When: Ephrata borough council meeting, May 11.
What happened: In a split-vote, council voted against a resolution seeking to reopen Lancaster County and Ephrata Borough immediately. Mayor Ralph Mowen broke the tie, voting with council President Susan E. Rowe and members Greg Zimmerman, Ricky Ressler and Victor Richard against a measure that would defy Gov. Tom Wolf’s stay-at-home order. Voting for the immediate reopening of the county were council Vice President Thomas Reinhold and members Linda Martin, Melvin Weiler and Tim Barr.
Background: The resolution came about by way of a letter from West Hempfield Township, where officials drafted a resolution for the reopening of the county and sent it to other municipal officials in Lancaster County.

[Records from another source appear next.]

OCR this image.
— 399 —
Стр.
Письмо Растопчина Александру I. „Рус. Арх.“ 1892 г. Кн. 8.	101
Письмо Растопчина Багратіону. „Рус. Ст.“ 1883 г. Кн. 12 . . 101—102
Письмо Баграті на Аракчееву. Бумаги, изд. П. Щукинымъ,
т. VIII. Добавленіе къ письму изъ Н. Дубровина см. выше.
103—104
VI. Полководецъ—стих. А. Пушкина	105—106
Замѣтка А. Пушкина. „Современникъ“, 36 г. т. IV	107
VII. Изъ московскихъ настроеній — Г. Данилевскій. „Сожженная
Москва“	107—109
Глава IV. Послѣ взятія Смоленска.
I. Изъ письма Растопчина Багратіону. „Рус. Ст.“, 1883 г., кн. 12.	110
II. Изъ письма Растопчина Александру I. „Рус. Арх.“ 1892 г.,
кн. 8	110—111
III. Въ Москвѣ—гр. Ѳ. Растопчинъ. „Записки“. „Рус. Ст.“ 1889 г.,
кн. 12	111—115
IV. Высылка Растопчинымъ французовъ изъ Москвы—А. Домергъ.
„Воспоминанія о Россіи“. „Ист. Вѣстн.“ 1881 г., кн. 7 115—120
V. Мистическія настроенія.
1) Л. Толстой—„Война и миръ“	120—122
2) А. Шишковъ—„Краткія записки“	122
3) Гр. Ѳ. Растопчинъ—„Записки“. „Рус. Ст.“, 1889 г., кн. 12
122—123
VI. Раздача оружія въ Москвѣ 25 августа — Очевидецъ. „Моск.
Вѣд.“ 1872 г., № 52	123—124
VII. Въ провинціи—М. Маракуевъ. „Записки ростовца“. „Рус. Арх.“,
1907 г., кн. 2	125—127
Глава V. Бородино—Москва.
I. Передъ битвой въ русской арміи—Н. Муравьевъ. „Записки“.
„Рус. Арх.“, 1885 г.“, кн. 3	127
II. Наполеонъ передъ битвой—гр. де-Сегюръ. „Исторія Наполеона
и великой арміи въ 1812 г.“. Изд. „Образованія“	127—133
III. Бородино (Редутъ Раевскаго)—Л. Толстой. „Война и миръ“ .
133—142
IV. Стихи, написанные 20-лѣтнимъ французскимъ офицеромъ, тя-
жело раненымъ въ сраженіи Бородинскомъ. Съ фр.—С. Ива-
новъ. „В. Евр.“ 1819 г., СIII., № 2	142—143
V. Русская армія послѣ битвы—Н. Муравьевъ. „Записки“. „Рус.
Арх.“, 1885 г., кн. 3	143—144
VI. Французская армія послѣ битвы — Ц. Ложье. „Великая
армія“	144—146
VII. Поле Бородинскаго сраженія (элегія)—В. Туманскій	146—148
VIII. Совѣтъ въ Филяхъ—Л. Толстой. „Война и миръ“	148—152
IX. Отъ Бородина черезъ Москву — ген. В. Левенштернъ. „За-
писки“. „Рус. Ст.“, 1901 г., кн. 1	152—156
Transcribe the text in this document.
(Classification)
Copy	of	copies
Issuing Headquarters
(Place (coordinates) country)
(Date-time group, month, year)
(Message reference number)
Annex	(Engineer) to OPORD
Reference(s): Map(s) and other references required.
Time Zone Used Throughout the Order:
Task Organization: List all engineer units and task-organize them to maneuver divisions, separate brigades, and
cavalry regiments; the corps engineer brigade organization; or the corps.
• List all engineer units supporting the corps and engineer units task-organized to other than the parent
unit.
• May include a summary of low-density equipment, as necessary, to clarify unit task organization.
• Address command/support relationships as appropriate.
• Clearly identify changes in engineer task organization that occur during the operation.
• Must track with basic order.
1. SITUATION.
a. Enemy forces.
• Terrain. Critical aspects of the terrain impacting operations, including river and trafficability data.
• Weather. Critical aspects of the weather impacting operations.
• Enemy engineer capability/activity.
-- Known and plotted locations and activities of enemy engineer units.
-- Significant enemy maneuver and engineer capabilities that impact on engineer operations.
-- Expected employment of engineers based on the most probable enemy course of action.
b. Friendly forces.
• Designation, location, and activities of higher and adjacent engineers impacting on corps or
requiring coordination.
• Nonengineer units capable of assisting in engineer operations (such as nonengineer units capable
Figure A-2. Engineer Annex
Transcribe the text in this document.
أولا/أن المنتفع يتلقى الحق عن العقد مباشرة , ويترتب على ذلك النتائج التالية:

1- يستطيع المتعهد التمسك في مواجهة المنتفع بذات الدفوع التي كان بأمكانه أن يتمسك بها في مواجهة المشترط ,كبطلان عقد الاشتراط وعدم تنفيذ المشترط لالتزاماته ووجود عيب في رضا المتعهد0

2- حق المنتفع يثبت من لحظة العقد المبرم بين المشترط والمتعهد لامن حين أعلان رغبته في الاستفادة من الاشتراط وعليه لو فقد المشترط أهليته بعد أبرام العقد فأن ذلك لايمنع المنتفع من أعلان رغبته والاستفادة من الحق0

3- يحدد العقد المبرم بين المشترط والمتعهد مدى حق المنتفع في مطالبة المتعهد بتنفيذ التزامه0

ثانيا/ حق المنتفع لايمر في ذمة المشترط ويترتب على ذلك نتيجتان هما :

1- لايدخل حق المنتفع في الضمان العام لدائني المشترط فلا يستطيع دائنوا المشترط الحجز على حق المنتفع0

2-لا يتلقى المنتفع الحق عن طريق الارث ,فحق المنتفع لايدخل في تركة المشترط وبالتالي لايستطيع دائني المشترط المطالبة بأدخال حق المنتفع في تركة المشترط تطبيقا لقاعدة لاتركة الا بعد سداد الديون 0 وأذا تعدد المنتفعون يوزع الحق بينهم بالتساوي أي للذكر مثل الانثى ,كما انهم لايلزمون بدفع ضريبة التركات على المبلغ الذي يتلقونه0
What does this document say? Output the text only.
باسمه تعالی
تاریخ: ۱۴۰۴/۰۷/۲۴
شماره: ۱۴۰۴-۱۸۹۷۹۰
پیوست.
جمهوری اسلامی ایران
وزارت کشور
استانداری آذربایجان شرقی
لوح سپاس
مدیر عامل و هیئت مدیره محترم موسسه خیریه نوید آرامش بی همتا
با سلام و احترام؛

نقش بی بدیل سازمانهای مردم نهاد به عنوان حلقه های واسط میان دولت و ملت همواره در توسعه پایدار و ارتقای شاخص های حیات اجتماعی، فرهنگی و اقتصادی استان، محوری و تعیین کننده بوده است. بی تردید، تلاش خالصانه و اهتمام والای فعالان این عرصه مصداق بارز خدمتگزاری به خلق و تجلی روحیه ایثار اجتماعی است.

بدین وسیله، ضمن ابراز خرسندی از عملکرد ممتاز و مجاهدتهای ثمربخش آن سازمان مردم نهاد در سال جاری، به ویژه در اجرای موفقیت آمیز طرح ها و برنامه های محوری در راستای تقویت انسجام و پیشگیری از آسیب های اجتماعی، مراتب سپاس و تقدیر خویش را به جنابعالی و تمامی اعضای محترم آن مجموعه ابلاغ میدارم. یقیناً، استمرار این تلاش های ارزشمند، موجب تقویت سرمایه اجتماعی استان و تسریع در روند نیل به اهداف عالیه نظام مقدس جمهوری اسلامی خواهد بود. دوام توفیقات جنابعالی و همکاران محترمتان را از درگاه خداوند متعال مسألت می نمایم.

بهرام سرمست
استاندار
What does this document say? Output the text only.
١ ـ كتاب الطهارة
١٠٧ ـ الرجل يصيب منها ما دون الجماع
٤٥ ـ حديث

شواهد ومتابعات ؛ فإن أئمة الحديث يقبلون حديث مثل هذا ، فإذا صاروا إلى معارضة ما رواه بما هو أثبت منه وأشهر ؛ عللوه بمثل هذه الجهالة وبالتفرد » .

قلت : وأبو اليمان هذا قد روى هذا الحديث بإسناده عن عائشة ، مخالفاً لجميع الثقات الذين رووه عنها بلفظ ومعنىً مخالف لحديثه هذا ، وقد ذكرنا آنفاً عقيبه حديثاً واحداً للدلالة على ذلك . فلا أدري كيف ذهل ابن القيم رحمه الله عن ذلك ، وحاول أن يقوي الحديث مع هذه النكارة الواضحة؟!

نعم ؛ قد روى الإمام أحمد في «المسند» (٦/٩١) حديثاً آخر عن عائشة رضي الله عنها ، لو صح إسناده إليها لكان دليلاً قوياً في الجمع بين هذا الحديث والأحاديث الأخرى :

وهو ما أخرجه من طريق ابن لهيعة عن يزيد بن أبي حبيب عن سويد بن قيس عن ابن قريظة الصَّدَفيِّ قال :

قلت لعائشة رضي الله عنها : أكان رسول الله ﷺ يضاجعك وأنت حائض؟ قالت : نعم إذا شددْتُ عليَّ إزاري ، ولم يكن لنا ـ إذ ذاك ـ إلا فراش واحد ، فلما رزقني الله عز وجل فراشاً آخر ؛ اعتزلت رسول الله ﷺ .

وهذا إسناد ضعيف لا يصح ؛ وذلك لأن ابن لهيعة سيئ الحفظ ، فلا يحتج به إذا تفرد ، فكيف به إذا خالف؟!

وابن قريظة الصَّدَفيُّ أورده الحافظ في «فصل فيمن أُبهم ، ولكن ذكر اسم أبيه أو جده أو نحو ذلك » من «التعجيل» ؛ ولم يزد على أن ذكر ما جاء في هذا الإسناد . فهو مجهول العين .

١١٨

Mayor’s position: “I don’t want us to go back to where we have 100, 200, 300 cases a day,” Mowen said. “I don’t feel and haven’t been able to find any information that shows (elected officials) have any legal authority to override the governor’s authority.”
Council president’s position: “From an economic perspective, I understand the need to reopen,” Rowe said in an email statement. “However, since Council has no authority in matters of public health, I voted ‘no.’ ” Mowen had issued an emergency declaration, she said, and council could not pass a resolution negating that declaration.
An opposing view: Council member Linda Martin said she was in favor of the governor’s stay-at-home order when it began 53 days ago, but she feels the goal has now changed. “Everyone was doing due diligence, staying home to flatten the curve and make sure the hospitals had enough (personal protective equipment) and ventilators ... and I believe we’ve achieved that goal.” Martin added, “If you let small businesses open, they will practice social distancing and CDC guidelines, and if you don’t feel safe, don’t go. That way, your personal choice is not taken away from you.”
Other business: Council approved the request of Ephrata Area School District Superintendent Brian Troop to close Old Mill Road to accommodate a procession of vehicles with high school seniors for their graduation on June 5. In this drive-thru ceremony, the vehicles will file past the high school in order for the students to each receive their high school diploma.
Editor's note: This story was originally wrong in reporting who voted for and against the resolution. It has been corrected.